What is the limit of $\dfrac{{{k-1}\choose n}}{{{n+k-1}\choose n}}$ as $k/n^2\to a>0$ as both $k,n\to\infty$?

Question

Suppose $n,k\to\infty$ such that $k/n^2\to a>0$. What is the limit of $\dfrac{{{k-1}\choose n}}{{{n+k-1}\choose n}}$?

Apparently there is a discrepancy between the correct answer $\exp(-1/a)$ and the answer I am getting after applying Stirling approximation. I wrote $$\dfrac{{{k-1}\choose n}}{{{n+k-1}\choose n}}=\dfrac{((k-1)!)^2}{(k-n-1)!(k+n-1)!}$$ Now applying Stirling formula to each factorial, taking $k$ and $n$ out wherever possible and using that $f(x)^{g(x)}\to \exp(\lim g(x)(f(x)-1))$, I find the limit is $\exp(-2/a)$ instead of $\exp(-1/a)$. Where am I going wrong?

Note we can apply Stirling because $k-n\to\infty$ since $k/n^2\to a$.

EDIT Let me write out my approach. I think I need to see why I went wrong. Let me replace $k-1$ by $k$ because $k/n^2\to a$ according to P. Quinton's suggestion in the comment.
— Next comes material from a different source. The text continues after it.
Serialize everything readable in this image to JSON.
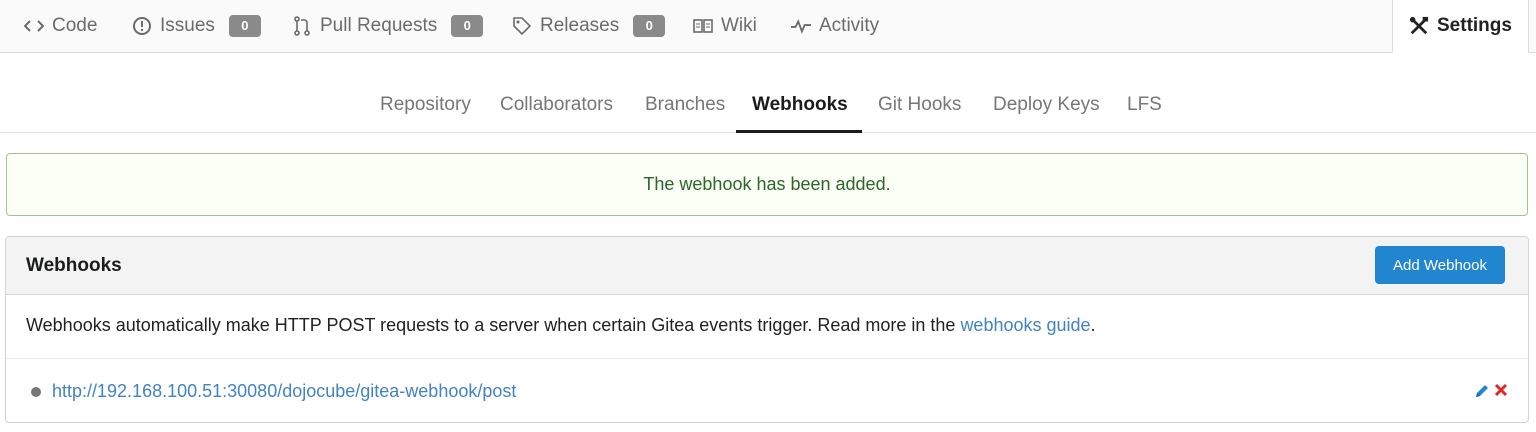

Then the quantity whose limit I wish to evaluate, is $\dfrac{(k!)^2}{(k-n)!(k+n)!}$.

We use the notation $f\sim g$ whenever $f/g\to1$. Applying Stirling formula, $$\dfrac{(k!)^2}{(k-n)!(k+n)!}\sim \dfrac{k^{2k+1}e^{-2k}}{(k-n)^{k-n+1/2}(k+n)^{k+n+1/2}e^{-2k}}$$ $$=\dfrac{k^{2k+1}}{k^{2k+1}(1-\frac{n}{k})^{k-n+1/2}(1+\frac{n}{k})^{k+n+1/2}}=(1-\frac{n}{k})^{n-k-1/2}(1+\frac{n}{k})^{-k-n-1/2}$$

Now I use $f(x)^{g(x)}\to e^{\lim g(x)(f(x)-1)}$ to get $$(1-\frac{n}{k})^{n-k-1/2}(1+\frac{n}{k})^{-k-n-1/2}\sim \exp(-\frac{n^2}{k}+n+\frac{n}{2k}-n-\frac{n^2}{k}-\frac{n}{2k})$$ $$=\exp(-\frac{2n^2}{k})\to e^{-\frac{2}{a}}$$

Answer 1

If you start letting $k=a n^2$ with $a >0$, the problem becomes simple just using Stirling approximations and continuing with Taylor series for large values of $n$.
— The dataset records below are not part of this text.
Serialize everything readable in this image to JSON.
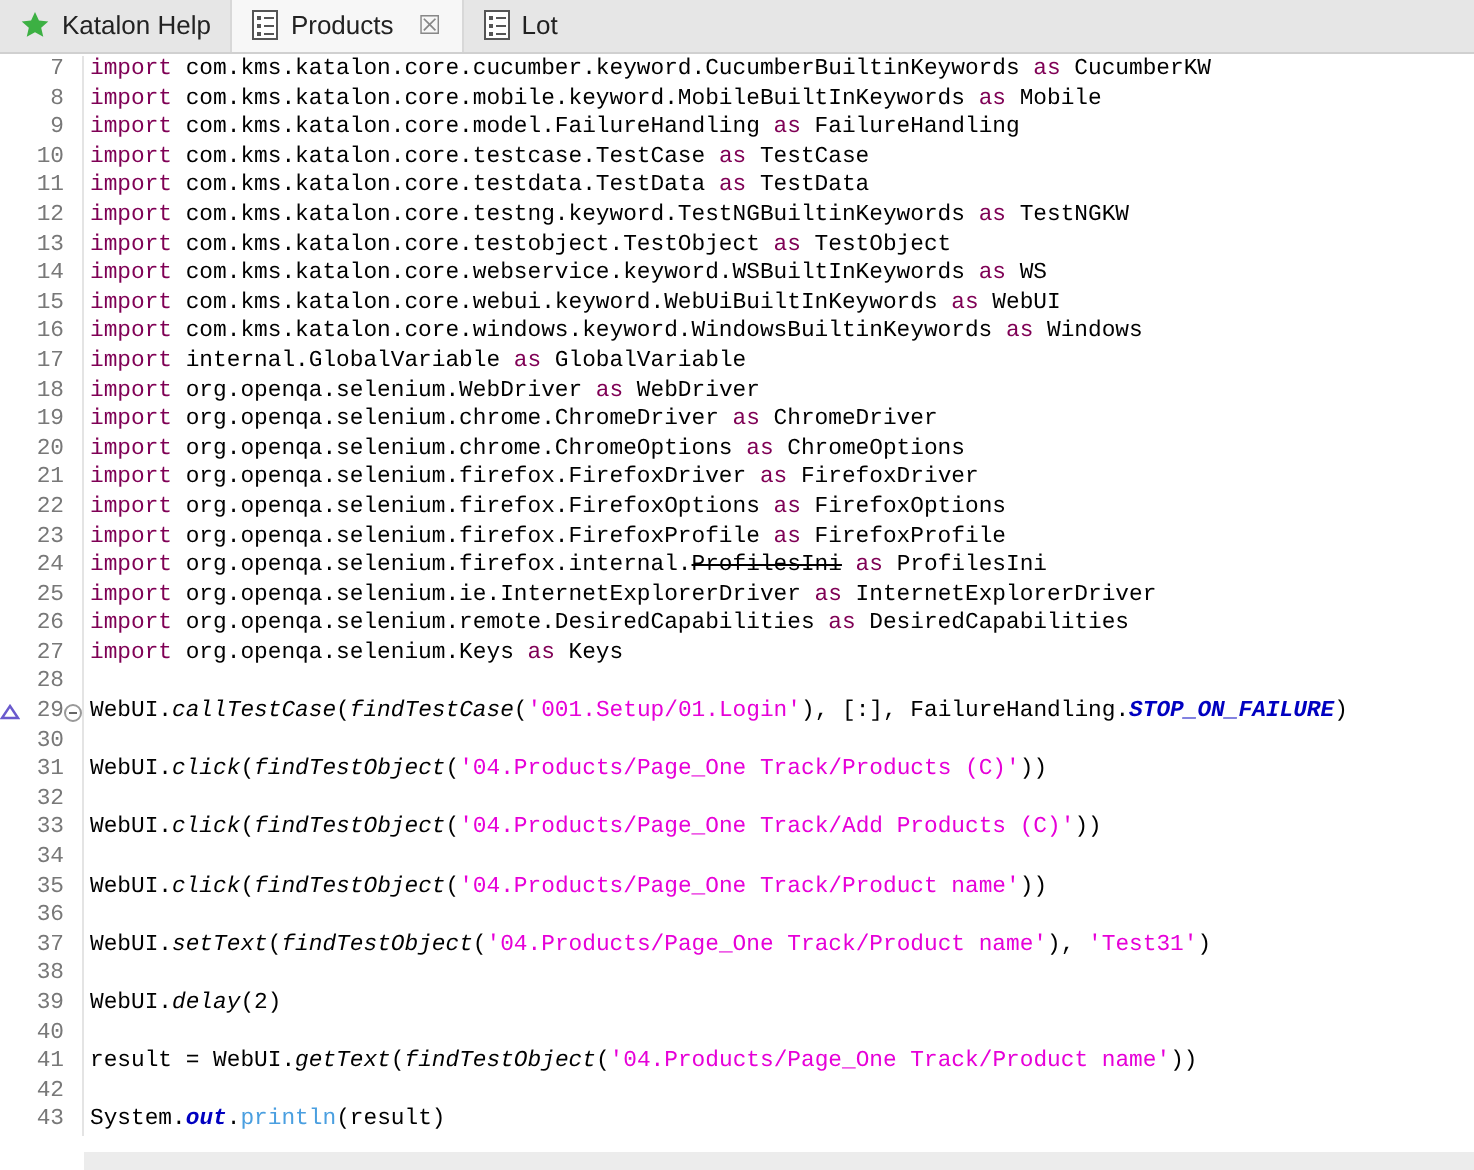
{
  "tabs": [
    {
      "label": "Katalon Help",
      "kind": "help",
      "selected": false,
      "closable": false
    },
    {
      "label": "Products",
      "kind": "document",
      "selected": true,
      "closable": true
    },
    {
      "label": "Lot",
      "kind": "document",
      "selected": false,
      "closable": false
    }
  ],
  "close_glyph": "☒",
  "editor": {
    "lines": [
      {
        "number": "7",
        "segments": [
          {
            "kind": "keyword",
            "text": "import"
          },
          {
            "kind": "plain",
            "text": " com.kms.katalon.core.cucumber.keyword.CucumberBuiltinKeywords "
          },
          {
            "kind": "keyword",
            "text": "as"
          },
          {
            "kind": "plain",
            "text": " CucumberKW"
          }
        ]
      },
      {
        "number": "8",
        "segments": [
          {
            "kind": "keyword",
            "text": "import"
          },
          {
            "kind": "plain",
            "text": " com.kms.katalon.core.mobile.keyword.MobileBuiltInKeywords "
          },
          {
            "kind": "keyword",
            "text": "as"
          },
          {
            "kind": "plain",
            "text": " Mobile"
          }
        ]
      },
      {
        "number": "9",
        "segments": [
          {
            "kind": "keyword",
            "text": "import"
          },
          {
            "kind": "plain",
            "text": " com.kms.katalon.core.model.FailureHandling "
          },
          {
            "kind": "keyword",
            "text": "as"
          },
          {
            "kind": "plain",
            "text": " FailureHandling"
          }
        ]
      },
      {
        "number": "10",
        "segments": [
          {
            "kind": "keyword",
            "text": "import"
          },
          {
            "kind": "plain",
            "text": " com.kms.katalon.core.testcase.TestCase "
          },
          {
            "kind": "keyword",
            "text": "as"
          },
          {
            "kind": "plain",
            "text": " TestCase"
          }
        ]
      },
      {
        "number": "11",
        "segments": [
          {
            "kind": "keyword",
            "text": "import"
          },
          {
            "kind": "plain",
            "text": " com.kms.katalon.core.testdata.TestData "
          },
          {
            "kind": "keyword",
            "text": "as"
          },
          {
            "kind": "plain",
            "text": " TestData"
          }
        ]
      },
      {
        "number": "12",
        "segments": [
          {
            "kind": "keyword",
            "text": "import"
          },
          {
            "kind": "plain",
            "text": " com.kms.katalon.core.testng.keyword.TestNGBuiltinKeywords "
          },
          {
            "kind": "keyword",
            "text": "as"
          },
          {
            "kind": "plain",
            "text": " TestNGKW"
          }
        ]
      },
      {
        "number": "13",
        "segments": [
          {
            "kind": "keyword",
            "text": "import"
          },
          {
            "kind": "plain",
            "text": " com.kms.katalon.core.testobject.TestObject "
          },
          {
            "kind": "keyword",
            "text": "as"
          },
          {
            "kind": "plain",
            "text": " TestObject"
          }
        ]
      },
      {
        "number": "14",
        "segments": [
          {
            "kind": "keyword",
            "text": "import"
          },
          {
            "kind": "plain",
            "text": " com.kms.katalon.core.webservice.keyword.WSBuiltInKeywords "
          },
          {
            "kind": "keyword",
            "text": "as"
          },
          {
            "kind": "plain",
            "text": " WS"
          }
        ]
      },
      {
        "number": "15",
        "segments": [
          {
            "kind": "keyword",
            "text": "import"
          },
          {
            "kind": "plain",
            "text": " com.kms.katalon.core.webui.keyword.WebUiBuiltInKeywords "
          },
          {
            "kind": "keyword",
            "text": "as"
          },
          {
            "kind": "plain",
            "text": " WebUI"
          }
        ]
      },
      {
        "number": "16",
        "segments": [
          {
            "kind": "keyword",
            "text": "import"
          },
          {
            "kind": "plain",
            "text": " com.kms.katalon.core.windows.keyword.WindowsBuiltinKeywords "
          },
          {
            "kind": "keyword",
            "text": "as"
          },
          {
            "kind": "plain",
            "text": " Windows"
          }
        ]
      },
      {
        "number": "17",
        "segments": [
          {
            "kind": "keyword",
            "text": "import"
          },
          {
            "kind": "plain",
            "text": " internal.GlobalVariable "
          },
          {
            "kind": "keyword",
            "text": "as"
          },
          {
            "kind": "plain",
            "text": " GlobalVariable"
          }
        ]
      },
      {
        "number": "18",
        "segments": [
          {
            "kind": "keyword",
            "text": "import"
          },
          {
            "kind": "plain",
            "text": " org.openqa.selenium.WebDriver "
          },
          {
            "kind": "keyword",
            "text": "as"
          },
          {
            "kind": "plain",
            "text": " WebDriver"
          }
        ]
      },
      {
        "number": "19",
        "segments": [
          {
            "kind": "keyword",
            "text": "import"
          },
          {
            "kind": "plain",
            "text": " org.openqa.selenium.chrome.ChromeDriver "
          },
          {
            "kind": "keyword",
            "text": "as"
          },
          {
            "kind": "plain",
            "text": " ChromeDriver"
          }
        ]
      },
      {
        "number": "20",
        "segments": [
          {
            "kind": "keyword",
            "text": "import"
          },
          {
            "kind": "plain",
            "text": " org.openqa.selenium.chrome.ChromeOptions "
          },
          {
            "kind": "keyword",
            "text": "as"
          },
          {
            "kind": "plain",
            "text": " ChromeOptions"
          }
        ]
      },
      {
        "number": "21",
        "segments": [
          {
            "kind": "keyword",
            "text": "import"
          },
          {
            "kind": "plain",
            "text": " org.openqa.selenium.firefox.FirefoxDriver "
          },
          {
            "kind": "keyword",
            "text": "as"
          },
          {
            "kind": "plain",
            "text": " FirefoxDriver"
          }
        ]
      },
      {
        "number": "22",
        "segments": [
          {
            "kind": "keyword",
            "text": "import"
          },
          {
            "kind": "plain",
            "text": " org.openqa.selenium.firefox.FirefoxOptions "
          },
          {
            "kind": "keyword",
            "text": "as"
          },
          {
            "kind": "plain",
            "text": " FirefoxOptions"
          }
        ]
      },
      {
        "number": "23",
        "segments": [
          {
            "kind": "keyword",
            "text": "import"
          },
          {
            "kind": "plain",
            "text": " org.openqa.selenium.firefox.FirefoxProfile "
          },
          {
            "kind": "keyword",
            "text": "as"
          },
          {
            "kind": "plain",
            "text": " FirefoxProfile"
          }
        ]
      },
      {
        "number": "24",
        "segments": [
          {
            "kind": "keyword",
            "text": "import"
          },
          {
            "kind": "plain",
            "text": " org.openqa.selenium.firefox.internal."
          },
          {
            "kind": "deprecated",
            "text": "ProfilesIni"
          },
          {
            "kind": "keyword",
            "text": " as"
          },
          {
            "kind": "plain",
            "text": " ProfilesIni"
          }
        ]
      },
      {
        "number": "25",
        "segments": [
          {
            "kind": "keyword",
            "text": "import"
          },
          {
            "kind": "plain",
            "text": " org.openqa.selenium.ie.InternetExplorerDriver "
          },
          {
            "kind": "keyword",
            "text": "as"
          },
          {
            "kind": "plain",
            "text": " InternetExplorerDriver"
          }
        ]
      },
      {
        "number": "26",
        "segments": [
          {
            "kind": "keyword",
            "text": "import"
          },
          {
            "kind": "plain",
            "text": " org.openqa.selenium.remote.DesiredCapabilities "
          },
          {
            "kind": "keyword",
            "text": "as"
          },
          {
            "kind": "plain",
            "text": " DesiredCapabilities"
          }
        ]
      },
      {
        "number": "27",
        "segments": [
          {
            "kind": "keyword",
            "text": "import"
          },
          {
            "kind": "plain",
            "text": " org.openqa.selenium.Keys "
          },
          {
            "kind": "keyword",
            "text": "as"
          },
          {
            "kind": "plain",
            "text": " Keys"
          }
        ]
      },
      {
        "number": "28"
      },
      {
        "number": "29",
        "override_marker": true,
        "fold_expanded": true,
        "segments": [
          {
            "kind": "plain",
            "text": "WebUI."
          },
          {
            "kind": "method",
            "text": "callTestCase"
          },
          {
            "kind": "plain",
            "text": "("
          },
          {
            "kind": "method",
            "text": "findTestCase"
          },
          {
            "kind": "plain",
            "text": "("
          },
          {
            "kind": "string",
            "text": "'001.Setup/01.Login'"
          },
          {
            "kind": "plain",
            "text": "), [:], FailureHandling."
          },
          {
            "kind": "constant",
            "text": "STOP_ON_FAILURE"
          },
          {
            "kind": "plain",
            "text": ")"
          }
        ]
      },
      {
        "number": "30"
      },
      {
        "number": "31",
        "segments": [
          {
            "kind": "plain",
            "text": "WebUI."
          },
          {
            "kind": "method",
            "text": "click"
          },
          {
            "kind": "plain",
            "text": "("
          },
          {
            "kind": "method",
            "text": "findTestObject"
          },
          {
            "kind": "plain",
            "text": "("
          },
          {
            "kind": "string",
            "text": "'04.Products/Page_One Track/Products (C)'"
          },
          {
            "kind": "plain",
            "text": "))"
          }
        ]
      },
      {
        "number": "32"
      },
      {
        "number": "33",
        "segments": [
          {
            "kind": "plain",
            "text": "WebUI."
          },
          {
            "kind": "method",
            "text": "click"
          },
          {
            "kind": "plain",
            "text": "("
          },
          {
            "kind": "method",
            "text": "findTestObject"
          },
          {
            "kind": "plain",
            "text": "("
          },
          {
            "kind": "string",
            "text": "'04.Products/Page_One Track/Add Products (C)'"
          },
          {
            "kind": "plain",
            "text": "))"
          }
        ]
      },
      {
        "number": "34"
      },
      {
        "number": "35",
        "segments": [
          {
            "kind": "plain",
            "text": "WebUI."
          },
          {
            "kind": "method",
            "text": "click"
          },
          {
            "kind": "plain",
            "text": "("
          },
          {
            "kind": "method",
            "text": "findTestObject"
          },
          {
            "kind": "plain",
            "text": "("
          },
          {
            "kind": "string",
            "text": "'04.Products/Page_One Track/Product name'"
          },
          {
            "kind": "plain",
            "text": "))"
          }
        ]
      },
      {
        "number": "36"
      },
      {
        "number": "37",
        "segments": [
          {
            "kind": "plain",
            "text": "WebUI."
          },
          {
            "kind": "method",
            "text": "setText"
          },
          {
            "kind": "plain",
            "text": "("
          },
          {
            "kind": "method",
            "text": "findTestObject"
          },
          {
            "kind": "plain",
            "text": "("
          },
          {
            "kind": "string",
            "text": "'04.Products/Page_One Track/Product name'"
          },
          {
            "kind": "plain",
            "text": "), "
          },
          {
            "kind": "string",
            "text": "'Test31'"
          },
          {
            "kind": "plain",
            "text": ")"
          }
        ]
      },
      {
        "number": "38"
      },
      {
        "number": "39",
        "segments": [
          {
            "kind": "plain",
            "text": "WebUI."
          },
          {
            "kind": "method",
            "text": "delay"
          },
          {
            "kind": "plain",
            "text": "(2)"
          }
        ]
      },
      {
        "number": "40"
      },
      {
        "number": "41",
        "segments": [
          {
            "kind": "plain",
            "text": "result = WebUI."
          },
          {
            "kind": "method",
            "text": "getText"
          },
          {
            "kind": "plain",
            "text": "("
          },
          {
            "kind": "method",
            "text": "findTestObject"
          },
          {
            "kind": "plain",
            "text": "("
          },
          {
            "kind": "string",
            "text": "'04.Products/Page_One Track/Product name'"
          },
          {
            "kind": "plain",
            "text": "))"
          }
        ]
      },
      {
        "number": "42"
      },
      {
        "number": "43",
        "segments": [
          {
            "kind": "plain",
            "text": "System."
          },
          {
            "kind": "field",
            "text": "out"
          },
          {
            "kind": "plain",
            "text": "."
          },
          {
            "kind": "call",
            "text": "println"
          },
          {
            "kind": "plain",
            "text": "(result)"
          }
        ]
      }
    ]
  }
}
In such a case (I hope that I am not totally wrong), you should get something like $$e^{-\frac 1a} \left( 1- \frac {3a+1 } { 6a^3n^2}+O \left(\frac 1{n^4}\right)\right)$$

Answer 2

It turns out that your error is revealed in your comment:

I am not sure if it is entirely correct, just something I knew as a tool... but $f(x)^{g(x)}=\exp(g(x)\log(1+f(x)−1))$ and if $f(x)−1$ goes to $0$ then this quantity is like $\exp(g(x)(f(x)−1))$ since $\log(1+x)∼x$.

Do not use asymptotic equivalents without understanding exactly what they mean. See this post for the correct way to use asymptotic expansions. Specifically, $\ln(1+x) ∈ x + O(x^2) ⊆ x + o(x)$ as $x→0$, so $\exp(g(x)·\ln(f(x))) ∈ \exp(g(x)·(f(x)-1+o(f(x)-1)))$ as $f(x)-1 → 0$, and you cannot ignore the little-o term because it is multiplied by $g(x)$.

Note that correct asymptotic analysis can never result in incorrect answers, and will allow you to automatically know when you need to refine your asymptotic expansions. Here, for example, we can see that we need to refine the bound on the $\ln(f(x))$ until the error term multiplied by $g(x)$ goes to zero.

Answer 3

Just a comment, after applying Stirling's approximation to

$$ y = \log \left(\frac{((k-1)!)^2}{(k-n-1)! (k-n+1)!}\right) , $$ I got $$ y = (-k+n+1) \log (k-n-1)+(-k+n-1) \log (k-n+1)+2 (k-1) \log (k-1)-2 n+2 . $$ After replacing $k$ by $a n^2$, I got $$ e^y = \frac{e^{2-2 n} (1-n (a n-1))^{-a n^2+n+1} (n (a n-1)+1)^{-a n^2+n-1} }{ \left(1-a n^2\right)^{2 -2 a n^2} }. $$ That is a $0/0$ situation. I applied a few L'Hoppitals and I gave up.